Miraba al mar y pensaba en el día anterior. Pensaba en el avión, que aterrizó a media tarde; en la cena con su hermano alrededor de la mesa; en las preguntas que respondió por inercia:

 

- ¿Entonces todo bien allí?

- Sí, genial.

- ¿Y el trabajo?

- El trabajo es trabajo, ya sabes.

- ¿No te gusta?

- No, no es eso.

- ¿Entonces?

- Todo es muy plano desde hace tiempo.

Hubo un silencio largo. Su hermano la miraba con los ojos de los cinco años, con los de seis, de diez… la miraba con cuarenta y dos, sin entender. La cuchara chocó con el plato y rompió el silencio en el salón. Julia suspiró y se llevó las manos a la cara. Su hermano se acercó a ella y la miró a los ojos:

- ¿Qué te pasa, Julia? ¿En qué estás pensando?

 

Pensaba en cómo había envejecido su hermano Ramón. Estaba calvo y viejo. Y estaba más guapo que nunca. Le habían cambiado los ojos. La mirada le vibraba con algún no sé qué que ella no supo descifrar. Lo besó fuerte y después, en silencio, pensó que se puede crecer y a la vez ser la misma persona que treinta años atrás. “Es todo tan simple a veces…”, pensó. Su hermano la miró agradecido. Acercó su cara hasta la de ella y le devolvió el beso.

- Te echo mucho de menos…

- Y yo a ti, Julia.

- Es que, ¿sabes? Cada vez me pregunto más si hice bien, si en verdad…

 

Antes de terminar la frase, se desplomó. Despertó tumbada en el sofá, llorando. Ramón la miraba lleno de amor.

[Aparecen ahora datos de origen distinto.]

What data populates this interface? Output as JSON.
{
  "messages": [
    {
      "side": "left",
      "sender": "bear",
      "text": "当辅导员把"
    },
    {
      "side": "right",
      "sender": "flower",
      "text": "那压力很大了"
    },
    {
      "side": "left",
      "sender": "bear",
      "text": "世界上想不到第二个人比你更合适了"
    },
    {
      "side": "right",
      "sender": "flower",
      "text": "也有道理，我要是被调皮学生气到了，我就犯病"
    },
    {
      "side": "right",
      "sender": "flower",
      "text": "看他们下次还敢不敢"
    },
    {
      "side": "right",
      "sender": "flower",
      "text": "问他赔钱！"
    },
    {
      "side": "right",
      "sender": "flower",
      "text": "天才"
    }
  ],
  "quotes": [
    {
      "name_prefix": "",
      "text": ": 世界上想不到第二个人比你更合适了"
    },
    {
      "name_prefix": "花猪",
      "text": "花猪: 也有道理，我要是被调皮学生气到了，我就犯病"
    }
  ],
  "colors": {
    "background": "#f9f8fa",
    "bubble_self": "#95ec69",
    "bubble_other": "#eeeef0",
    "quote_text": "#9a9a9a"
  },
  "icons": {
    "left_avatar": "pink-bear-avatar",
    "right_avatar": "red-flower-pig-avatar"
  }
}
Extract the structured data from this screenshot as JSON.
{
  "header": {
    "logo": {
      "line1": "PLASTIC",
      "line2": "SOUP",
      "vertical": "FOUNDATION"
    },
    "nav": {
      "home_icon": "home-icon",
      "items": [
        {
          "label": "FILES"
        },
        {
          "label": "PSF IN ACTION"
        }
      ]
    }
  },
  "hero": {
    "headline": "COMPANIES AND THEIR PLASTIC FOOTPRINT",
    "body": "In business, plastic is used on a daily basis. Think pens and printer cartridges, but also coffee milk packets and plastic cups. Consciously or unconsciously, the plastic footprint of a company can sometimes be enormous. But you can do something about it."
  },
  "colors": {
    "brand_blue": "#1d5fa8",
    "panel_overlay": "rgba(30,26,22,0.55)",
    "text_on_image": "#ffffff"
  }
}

El llanto de la niña volvía a casa, convertido esta vez en lágrima de mujer adulta. Volvía al mismo sofá en el que treinta años antes había llorado una y mil veces con Ramón. Ese sofá en el que se sentaba a la izquierda la madre y a la derecha el padre, y la niña Julia al medio, y el hermano en el suelo. El llanto siempre vuelve, y con él el silencio cómodo de la mirada del hermano que no juzga, que mira y entiende, que ama por instinto. Ramón se acostó a su lado. Le cogió la mano y los dos quedaron tendidos uno al lado de la otra. Julia había vuelto al fin, y con ella también habían vuelto las preguntas de la niña que necesita saber y las respuestas del hermano mayor que a veces no encuentra qué decir y que se enfada: “Julia, eso que preguntas no lo sé”.

- ¿Por qué me dejaste ir?

- Julia, eso que preguntas…

- Ramón, ¿por qué me dejaste ir?

- Tú siempre has hecho lo que has querido, Julia.

- Pero lo sabías…

 

Su hermano bajó la mirada:

- ¿Saber el qué?

- Que mi sitio era este.

- Pero Julia…

Pensaba en cómo, de pronto y sin avisar, la hoja había caído del árbol.

Pensaba en cómo, al recogerla y mirar hacia arriba, había encontrado el árbol seco y pelado.

Pensaba en por qué desaparecen los árboles.

Pensaba en la calidez de recordar amores pasados y en el susurro de una tarde solitaria, abandonada ella frente a su ventana, viendo llover sobre el mar infinito.

Pensaba en Elena, la amiga; en Ramón, el hermano; en papá; en la madre; en la carrera libre hacia la playa después del colegio; en la boca que sonríe y se sumerge en el agua.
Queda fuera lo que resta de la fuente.